METHODS: Nucleotides 3519-3935 of the non-structural 3 (NS3) region were amplified by using reverse transcription polymerase chain reaction (PCR). PCR products of the HCV NS3 regions were integrated into a PCR® T7TOPO® TA vector and then sequenced in both directions using an automated DNA sequencer. Relative major histocompatibility complex binding levels of wild-type and variant peptides were performed by fluorescence polarization-based peptide competition assays. Peptides with wild type and variant sequences of NS3 were synthesized locally using F-moc chemistry and purified by high-performance liquid chromatography. Specific cytotoxic T lymphocytes (CTLs) clones toward HCV NS3 wild-type peptides were generated through limiting dilution cloning. The CTL clones specifically recognizing HCV NS3 wild-type peptides were tested by tetramer staining and flow cytometry. Cytolytic activity of CTL clones was measured using target cells labeled with the fluorescence enhancing ligand, DELFIA EuTDA.

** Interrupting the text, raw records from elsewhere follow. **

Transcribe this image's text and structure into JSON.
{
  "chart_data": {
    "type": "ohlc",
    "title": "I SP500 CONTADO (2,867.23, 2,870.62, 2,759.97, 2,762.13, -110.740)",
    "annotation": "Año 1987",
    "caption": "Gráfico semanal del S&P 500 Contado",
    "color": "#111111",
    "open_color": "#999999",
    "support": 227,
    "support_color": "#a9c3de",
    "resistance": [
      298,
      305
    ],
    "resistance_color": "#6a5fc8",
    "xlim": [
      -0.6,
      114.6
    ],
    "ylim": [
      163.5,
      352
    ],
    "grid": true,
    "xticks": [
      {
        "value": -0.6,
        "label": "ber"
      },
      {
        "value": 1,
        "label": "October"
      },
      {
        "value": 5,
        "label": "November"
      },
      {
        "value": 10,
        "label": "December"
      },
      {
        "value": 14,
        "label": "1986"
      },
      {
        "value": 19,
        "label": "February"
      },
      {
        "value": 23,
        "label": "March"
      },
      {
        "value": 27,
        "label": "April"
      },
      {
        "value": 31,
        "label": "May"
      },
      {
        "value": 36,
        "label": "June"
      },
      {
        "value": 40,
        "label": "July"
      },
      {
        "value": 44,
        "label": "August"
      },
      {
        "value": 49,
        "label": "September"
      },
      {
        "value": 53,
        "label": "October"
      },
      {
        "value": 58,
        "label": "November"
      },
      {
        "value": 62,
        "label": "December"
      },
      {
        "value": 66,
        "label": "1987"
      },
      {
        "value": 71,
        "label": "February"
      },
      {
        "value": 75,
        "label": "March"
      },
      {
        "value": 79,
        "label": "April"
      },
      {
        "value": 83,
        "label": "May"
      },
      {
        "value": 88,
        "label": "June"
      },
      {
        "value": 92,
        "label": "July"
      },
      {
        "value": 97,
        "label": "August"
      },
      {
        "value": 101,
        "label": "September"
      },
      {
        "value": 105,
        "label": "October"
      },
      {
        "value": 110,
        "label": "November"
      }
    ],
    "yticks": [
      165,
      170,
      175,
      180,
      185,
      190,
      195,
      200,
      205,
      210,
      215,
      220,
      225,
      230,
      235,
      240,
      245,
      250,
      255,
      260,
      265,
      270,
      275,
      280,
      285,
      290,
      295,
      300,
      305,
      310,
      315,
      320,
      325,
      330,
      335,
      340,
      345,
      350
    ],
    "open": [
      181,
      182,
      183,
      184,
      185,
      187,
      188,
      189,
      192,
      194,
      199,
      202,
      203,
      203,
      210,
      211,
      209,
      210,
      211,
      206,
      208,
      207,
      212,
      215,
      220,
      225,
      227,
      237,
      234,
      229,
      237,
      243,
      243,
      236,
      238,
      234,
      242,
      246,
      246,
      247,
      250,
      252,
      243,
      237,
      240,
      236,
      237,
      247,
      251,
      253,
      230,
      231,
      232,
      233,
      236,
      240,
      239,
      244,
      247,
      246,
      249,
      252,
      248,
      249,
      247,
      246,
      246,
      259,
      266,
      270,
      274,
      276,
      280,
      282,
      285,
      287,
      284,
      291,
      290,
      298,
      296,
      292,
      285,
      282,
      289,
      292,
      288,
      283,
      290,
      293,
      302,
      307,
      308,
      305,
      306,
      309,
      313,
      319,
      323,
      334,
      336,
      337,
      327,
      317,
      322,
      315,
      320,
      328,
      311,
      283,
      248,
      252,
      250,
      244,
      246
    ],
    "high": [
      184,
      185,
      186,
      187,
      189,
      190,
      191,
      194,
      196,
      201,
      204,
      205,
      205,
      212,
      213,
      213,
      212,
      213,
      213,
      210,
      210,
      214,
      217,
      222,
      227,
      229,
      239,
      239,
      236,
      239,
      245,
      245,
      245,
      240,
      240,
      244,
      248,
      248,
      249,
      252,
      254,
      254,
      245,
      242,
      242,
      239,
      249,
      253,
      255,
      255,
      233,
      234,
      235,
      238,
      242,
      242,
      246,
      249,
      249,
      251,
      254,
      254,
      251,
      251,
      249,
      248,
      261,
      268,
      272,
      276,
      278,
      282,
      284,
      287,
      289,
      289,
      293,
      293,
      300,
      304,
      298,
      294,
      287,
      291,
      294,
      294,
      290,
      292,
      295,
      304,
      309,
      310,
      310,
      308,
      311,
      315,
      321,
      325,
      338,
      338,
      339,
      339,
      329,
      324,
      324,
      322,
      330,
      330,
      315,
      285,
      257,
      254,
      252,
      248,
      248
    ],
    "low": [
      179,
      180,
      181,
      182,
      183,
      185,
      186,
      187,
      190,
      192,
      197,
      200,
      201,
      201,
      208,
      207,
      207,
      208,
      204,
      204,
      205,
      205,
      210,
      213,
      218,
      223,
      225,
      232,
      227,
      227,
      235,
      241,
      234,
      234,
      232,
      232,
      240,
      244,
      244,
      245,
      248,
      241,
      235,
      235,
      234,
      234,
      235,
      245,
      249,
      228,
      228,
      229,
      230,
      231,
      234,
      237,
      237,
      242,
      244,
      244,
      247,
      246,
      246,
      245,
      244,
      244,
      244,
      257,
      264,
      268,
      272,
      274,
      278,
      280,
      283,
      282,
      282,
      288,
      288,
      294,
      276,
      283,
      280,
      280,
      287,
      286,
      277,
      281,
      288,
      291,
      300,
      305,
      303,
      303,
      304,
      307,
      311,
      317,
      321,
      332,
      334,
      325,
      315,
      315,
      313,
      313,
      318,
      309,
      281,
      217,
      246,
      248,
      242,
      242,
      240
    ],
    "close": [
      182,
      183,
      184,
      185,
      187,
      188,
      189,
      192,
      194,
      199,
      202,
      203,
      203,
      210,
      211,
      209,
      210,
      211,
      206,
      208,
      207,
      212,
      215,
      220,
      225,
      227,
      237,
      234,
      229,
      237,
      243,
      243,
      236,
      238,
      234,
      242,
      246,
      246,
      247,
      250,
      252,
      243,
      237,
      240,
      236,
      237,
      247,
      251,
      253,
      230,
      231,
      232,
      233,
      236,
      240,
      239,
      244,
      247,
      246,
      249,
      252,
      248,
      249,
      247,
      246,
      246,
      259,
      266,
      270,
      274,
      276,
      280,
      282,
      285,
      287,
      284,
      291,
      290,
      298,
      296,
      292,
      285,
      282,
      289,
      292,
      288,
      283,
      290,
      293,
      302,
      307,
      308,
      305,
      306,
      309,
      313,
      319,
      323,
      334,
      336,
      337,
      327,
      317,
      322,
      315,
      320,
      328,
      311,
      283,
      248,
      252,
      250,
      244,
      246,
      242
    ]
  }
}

RESULTS: The pattern of natural variants within three human leukocyte antigen (HLA)-A2-restricted NS3 epitopes has been examined in one patient with chronic HCV infection at 12, 28 and 63 mo post-infection. Results obtained may provide convincing evidence of immune selection pressure for all epitopes investigated. Statistical analysis of the extensive sequence variation found within these NS3 epitopes favors a Darwinian selection model of variant viruses. Mutations within the epitopes coincided with the decline of CTL responses, and peptide-binding studies suggested a significant impact of the mutation on T cell recognition rather than peptide presentation by HLA molecules. While most variants were either not recognized or elicited low responses, such could antagonize CTL responses to target cells pulsed with wild-type peptides.
CONCLUSION: Cross-recognition of CTL epitopes from wild-type and naturally-occurring HCV variants may lead to impaired immune responses and ultimately contribute to viral persistence.